Dans une interview à Libération, la ministre chargée de l'Egalité femmes-hommes Aurore Bergé assure qu'"on ne peut se contenter de communiquer sans tenir compte du fait que cela va engendrer plus de demandes pour recueillir des preuves, déposer plainte, et c’est tant mieux".
"Il va falloir déployer les moyens adaptés comme on le fait depuis 2017. Notre enjeu est qu’il n’y ait aucune perte de chance, territoriale ou sociale", a-t-elle indiqué, sans donner de chiffres.
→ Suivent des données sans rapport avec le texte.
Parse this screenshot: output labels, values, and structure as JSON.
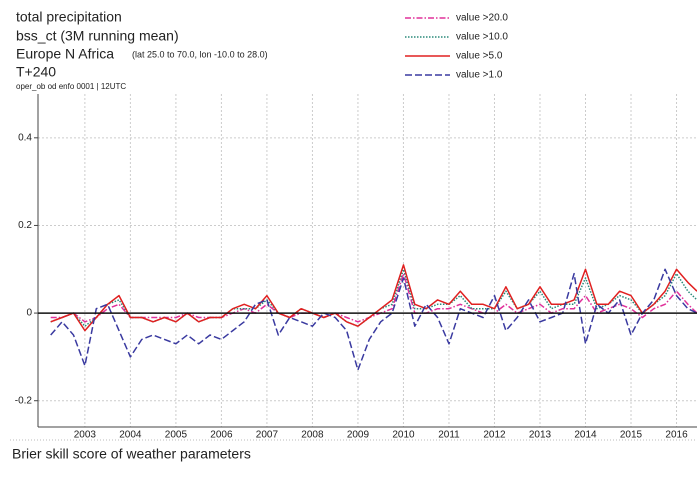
{
  "chart_data": {
    "type": "line",
    "title": "total precipitation",
    "subtitle": "bss_ct (3M running mean)",
    "region": "Europe N Africa",
    "region_detail": "(lat 25.0 to 70.0, lon -10.0 to 28.0)",
    "lead_time": "T+240",
    "source": "oper_ob od enfo 0001 | 12UTC",
    "x": [
      2002.25,
      2002.5,
      2002.75,
      2003,
      2003.25,
      2003.5,
      2003.75,
      2004,
      2004.25,
      2004.5,
      2004.75,
      2005,
      2005.25,
      2005.5,
      2005.75,
      2006,
      2006.25,
      2006.5,
      2006.75,
      2007,
      2007.25,
      2007.5,
      2007.75,
      2008,
      2008.25,
      2008.5,
      2008.75,
      2009,
      2009.25,
      2009.5,
      2009.75,
      2010,
      2010.25,
      2010.5,
      2010.75,
      2011,
      2011.25,
      2011.5,
      2011.75,
      2012,
      2012.25,
      2012.5,
      2012.75,
      2013,
      2013.25,
      2013.5,
      2013.75,
      2014,
      2014.25,
      2014.5,
      2014.75,
      2015,
      2015.25,
      2015.5,
      2015.75,
      2016,
      2016.25,
      2016.45
    ],
    "series": [
      {
        "name": "value >20.0",
        "color": "#e0309a",
        "dash": "dashdot",
        "values": [
          -0.01,
          -0.01,
          0.0,
          -0.02,
          -0.01,
          0.01,
          0.02,
          -0.01,
          -0.01,
          -0.01,
          -0.01,
          -0.01,
          0.0,
          -0.01,
          -0.01,
          -0.01,
          0.0,
          0.01,
          0.0,
          0.02,
          0.0,
          -0.01,
          0.0,
          0.0,
          -0.01,
          0.0,
          -0.01,
          -0.02,
          -0.01,
          0.0,
          0.01,
          0.09,
          0.0,
          0.0,
          0.01,
          0.01,
          0.02,
          0.01,
          0.0,
          0.0,
          0.02,
          0.0,
          0.01,
          0.02,
          0.0,
          0.01,
          0.01,
          0.04,
          0.0,
          0.01,
          0.02,
          0.01,
          -0.01,
          0.01,
          0.02,
          0.05,
          0.02,
          0.0
        ]
      },
      {
        "name": "value >10.0",
        "color": "#2a8a7a",
        "dash": "dotted",
        "values": [
          -0.02,
          -0.01,
          0.0,
          -0.03,
          -0.01,
          0.02,
          0.03,
          -0.01,
          -0.01,
          -0.02,
          -0.01,
          -0.02,
          0.0,
          -0.02,
          -0.01,
          -0.01,
          0.01,
          0.01,
          0.01,
          0.03,
          0.0,
          -0.01,
          0.01,
          0.0,
          -0.01,
          0.0,
          -0.02,
          -0.03,
          -0.01,
          0.01,
          0.02,
          0.1,
          0.01,
          0.01,
          0.02,
          0.02,
          0.04,
          0.01,
          0.01,
          0.01,
          0.05,
          0.01,
          0.02,
          0.05,
          0.01,
          0.02,
          0.02,
          0.08,
          0.01,
          0.02,
          0.04,
          0.03,
          0.0,
          0.02,
          0.04,
          0.09,
          0.05,
          0.03
        ]
      },
      {
        "name": "value >5.0",
        "color": "#e02020",
        "dash": "solid",
        "values": [
          -0.02,
          -0.01,
          0.0,
          -0.04,
          -0.01,
          0.02,
          0.04,
          -0.01,
          -0.01,
          -0.02,
          -0.01,
          -0.02,
          0.0,
          -0.02,
          -0.01,
          -0.01,
          0.01,
          0.02,
          0.01,
          0.04,
          0.0,
          -0.01,
          0.01,
          0.0,
          -0.01,
          0.0,
          -0.02,
          -0.03,
          -0.01,
          0.01,
          0.03,
          0.11,
          0.02,
          0.01,
          0.03,
          0.02,
          0.05,
          0.02,
          0.02,
          0.01,
          0.06,
          0.01,
          0.02,
          0.06,
          0.02,
          0.02,
          0.03,
          0.1,
          0.02,
          0.02,
          0.05,
          0.04,
          0.0,
          0.02,
          0.05,
          0.1,
          0.07,
          0.05
        ]
      },
      {
        "name": "value >1.0",
        "color": "#3a3aa0",
        "dash": "dashed",
        "values": [
          -0.05,
          -0.02,
          -0.05,
          -0.12,
          0.01,
          0.02,
          -0.04,
          -0.1,
          -0.06,
          -0.05,
          -0.06,
          -0.07,
          -0.05,
          -0.07,
          -0.05,
          -0.06,
          -0.04,
          -0.02,
          0.02,
          0.03,
          -0.05,
          -0.01,
          -0.02,
          -0.03,
          0.0,
          -0.01,
          -0.04,
          -0.13,
          -0.06,
          -0.02,
          0.0,
          0.08,
          -0.03,
          0.02,
          -0.01,
          -0.07,
          0.01,
          0.0,
          -0.01,
          0.04,
          -0.04,
          -0.01,
          0.03,
          -0.02,
          -0.01,
          0.0,
          0.09,
          -0.07,
          0.02,
          0.0,
          0.03,
          -0.05,
          0.0,
          0.03,
          0.1,
          0.04,
          0.01,
          0.0
        ]
      }
    ],
    "xlim": [
      2001.97,
      2016.45
    ],
    "xticks": [
      2003,
      2004,
      2005,
      2006,
      2007,
      2008,
      2009,
      2010,
      2011,
      2012,
      2013,
      2014,
      2015,
      2016
    ],
    "ylim": [
      -0.26,
      0.5
    ],
    "yticks": [
      -0.2,
      0,
      0.2,
      0.4
    ],
    "grid": true
  },
  "caption": "Brier skill score of weather parameters"
}
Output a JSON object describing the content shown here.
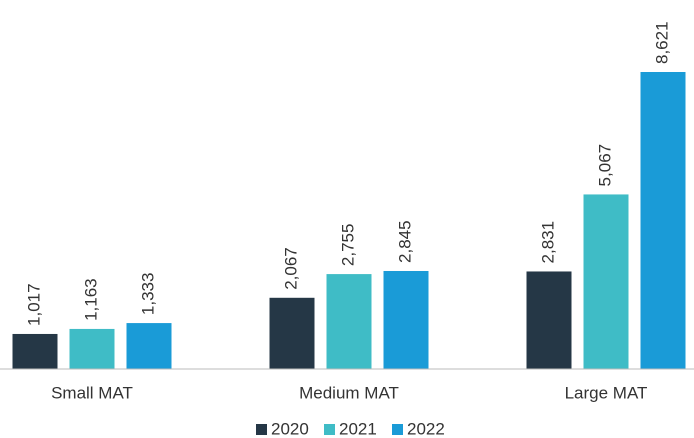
{
  "chart_data": {
    "type": "bar",
    "categories": [
      "Small MAT",
      "Medium MAT",
      "Large MAT"
    ],
    "series": [
      {
        "name": "2020",
        "color": "#253746",
        "values": [
          1017,
          2067,
          2831
        ],
        "value_labels": [
          "1,017",
          "2,067",
          "2,831"
        ]
      },
      {
        "name": "2021",
        "color": "#3fbcc6",
        "values": [
          1163,
          2755,
          5067
        ],
        "value_labels": [
          "1,163",
          "2,755",
          "5,067"
        ]
      },
      {
        "name": "2022",
        "color": "#1a9bd7",
        "values": [
          1333,
          2845,
          8621
        ],
        "value_labels": [
          "1,333",
          "2,845",
          "8,621"
        ]
      }
    ],
    "legend": "bottom"
  }
}
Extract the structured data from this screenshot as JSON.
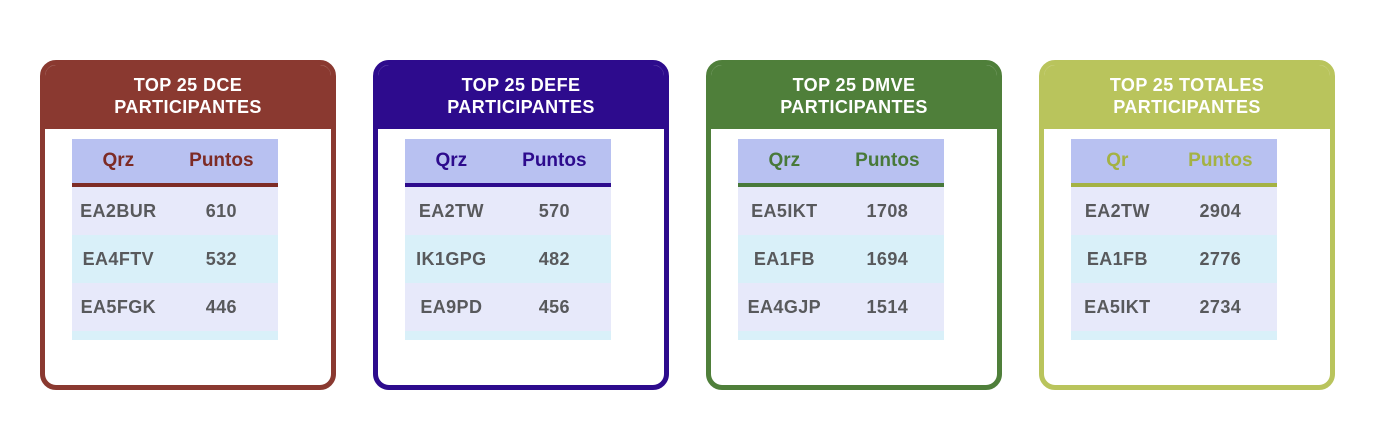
{
  "palette": {
    "page_bg": "#ffffff",
    "table_header_bg": "#b8c1f1",
    "row_odd_bg": "#e7e9fa",
    "row_even_bg": "#d9f0f9",
    "data_text": "#58595c",
    "header_title_text": "#ffffff"
  },
  "cards": [
    {
      "title_line1": "TOP 25 DCE",
      "title_line2": "PARTICIPANTES",
      "colors": {
        "accent": "#8a3930",
        "table_accent": "#7d2b25"
      },
      "columns": [
        "Qrz",
        "Puntos"
      ],
      "rows": [
        {
          "qrz": "EA2BUR",
          "puntos": "610"
        },
        {
          "qrz": "EA4FTV",
          "puntos": "532"
        },
        {
          "qrz": "EA5FGK",
          "puntos": "446"
        }
      ]
    },
    {
      "title_line1": "TOP 25 DEFE",
      "title_line2": "PARTICIPANTES",
      "colors": {
        "accent": "#2d0b8d",
        "table_accent": "#2d0b8d"
      },
      "columns": [
        "Qrz",
        "Puntos"
      ],
      "rows": [
        {
          "qrz": "EA2TW",
          "puntos": "570"
        },
        {
          "qrz": "IK1GPG",
          "puntos": "482"
        },
        {
          "qrz": "EA9PD",
          "puntos": "456"
        }
      ]
    },
    {
      "title_line1": "TOP 25 DMVE",
      "title_line2": "PARTICIPANTES",
      "colors": {
        "accent": "#4f7f3a",
        "table_accent": "#48793a"
      },
      "columns": [
        "Qrz",
        "Puntos"
      ],
      "rows": [
        {
          "qrz": "EA5IKT",
          "puntos": "1708"
        },
        {
          "qrz": "EA1FB",
          "puntos": "1694"
        },
        {
          "qrz": "EA4GJP",
          "puntos": "1514"
        }
      ]
    },
    {
      "title_line1": "TOP 25 TOTALES",
      "title_line2": "PARTICIPANTES",
      "colors": {
        "accent": "#b9c45c",
        "table_accent": "#a4b243"
      },
      "columns": [
        "Qr",
        "Puntos"
      ],
      "rows": [
        {
          "qrz": "EA2TW",
          "puntos": "2904"
        },
        {
          "qrz": "EA1FB",
          "puntos": "2776"
        },
        {
          "qrz": "EA5IKT",
          "puntos": "2734"
        }
      ]
    }
  ],
  "chart_data": [
    {
      "type": "table",
      "title": "TOP 25 DCE PARTICIPANTES",
      "columns": [
        "Qrz",
        "Puntos"
      ],
      "rows": [
        [
          "EA2BUR",
          610
        ],
        [
          "EA4FTV",
          532
        ],
        [
          "EA5FGK",
          446
        ]
      ]
    },
    {
      "type": "table",
      "title": "TOP 25 DEFE PARTICIPANTES",
      "columns": [
        "Qrz",
        "Puntos"
      ],
      "rows": [
        [
          "EA2TW",
          570
        ],
        [
          "IK1GPG",
          482
        ],
        [
          "EA9PD",
          456
        ]
      ]
    },
    {
      "type": "table",
      "title": "TOP 25 DMVE PARTICIPANTES",
      "columns": [
        "Qrz",
        "Puntos"
      ],
      "rows": [
        [
          "EA5IKT",
          1708
        ],
        [
          "EA1FB",
          1694
        ],
        [
          "EA4GJP",
          1514
        ]
      ]
    },
    {
      "type": "table",
      "title": "TOP 25 TOTALES PARTICIPANTES",
      "columns": [
        "Qr",
        "Puntos"
      ],
      "rows": [
        [
          "EA2TW",
          2904
        ],
        [
          "EA1FB",
          2776
        ],
        [
          "EA5IKT",
          2734
        ]
      ]
    }
  ]
}
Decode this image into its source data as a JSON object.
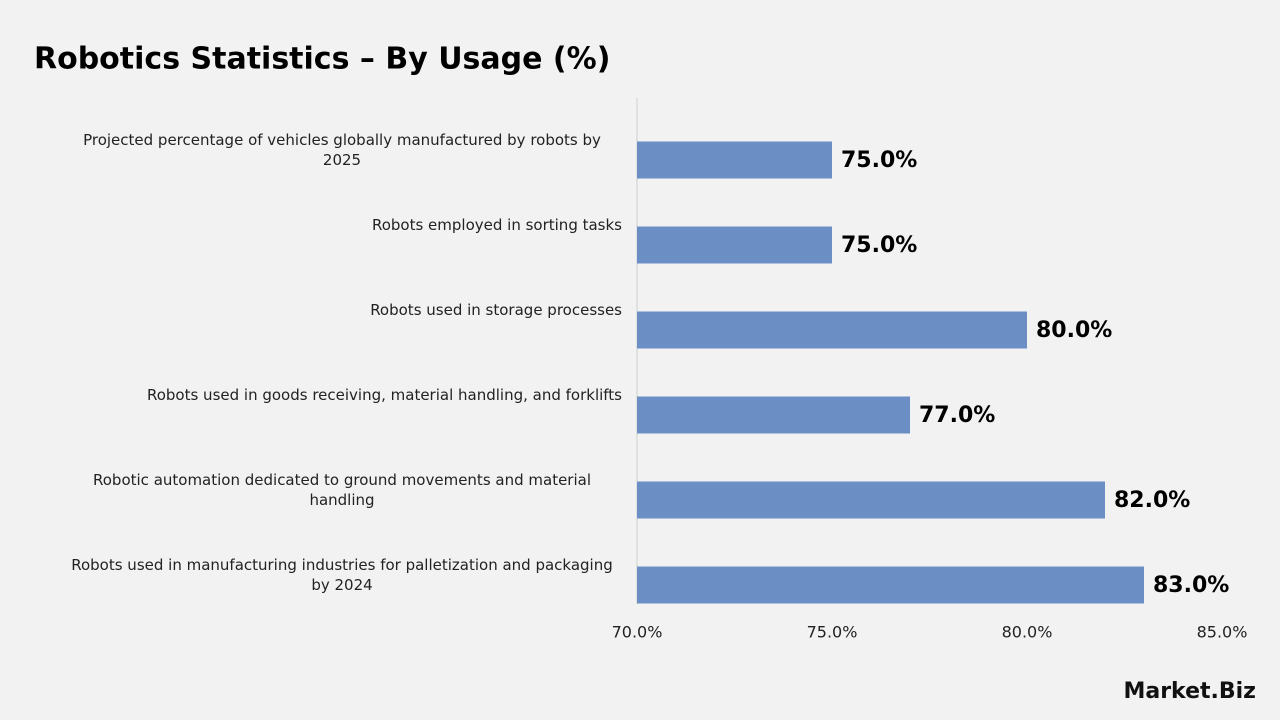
{
  "chart_data": {
    "type": "hbar",
    "title": "Robotics Statistics – By Usage (%)",
    "categories": [
      "Projected percentage of vehicles globally manufactured by robots by 2025",
      "Robots employed in sorting tasks",
      "Robots used in storage processes",
      "Robots used in goods receiving, material handling, and forklifts",
      "Robotic automation dedicated to ground movements and material handling",
      "Robots used in manufacturing industries for palletization and packaging by 2024"
    ],
    "values": [
      75,
      75,
      80,
      77,
      82,
      83
    ],
    "value_labels": [
      "75.0%",
      "75.0%",
      "80.0%",
      "77.0%",
      "82.0%",
      "83.0%"
    ],
    "color": "#6b8ec4",
    "xlim": [
      70,
      85
    ],
    "xticks": [
      {
        "value": 70,
        "label": "70.0%"
      },
      {
        "value": 75,
        "label": "75.0%"
      },
      {
        "value": 80,
        "label": "80.0%"
      },
      {
        "value": 85,
        "label": "85.0%"
      }
    ],
    "grid": false
  },
  "logo": "Market.Biz"
}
La présentation de ce rapport survient cinq mois après le verdict dans le procès des viols de Mazan à l'issue duquel Dominique Pelicot a été condamné pour avoir drogué et livré sa femme à des dizaines d'inconnus qui l'ont violée.
Ce procès, à l'immense retentissement médiatique, a permis de lever le voile sur un phénomène jusque-là méconnu ou alors cantonné dans l'imaginaire collectif aux sphères festives après un vaste mouvement européen, #balancetonbar.
Une autre affaire de soumission chimique est elle pendante, celle concernant le sénateur Joël Guerriau, soupçonné d'avoir en novembre 2023 drogué Sandrine Josso afin de commettre une agression sexuelle. Début avril, le parquet de Paris a requis un procès contre l'élu.
Selon les estimations officielles, 1.229 soumissions et vulnérabilités chimiques vraisemblables ont été analysées en 2022 par le centre de référence des agressions facilités par les substances (CRAFS).
En 2023, "127 personnes ont été mises en cause au titre de la seule soumission chimique : parmi les 65 procédures poursuivables, 62 l’ont été effectivement, donnant lieu à des peines de réclusion ferme d’une durée moyenne de 8,9 années", selon le rapport qui insiste sur le fait que ces chiffres ne représentent qu'une "estimation infinitésimale des situations".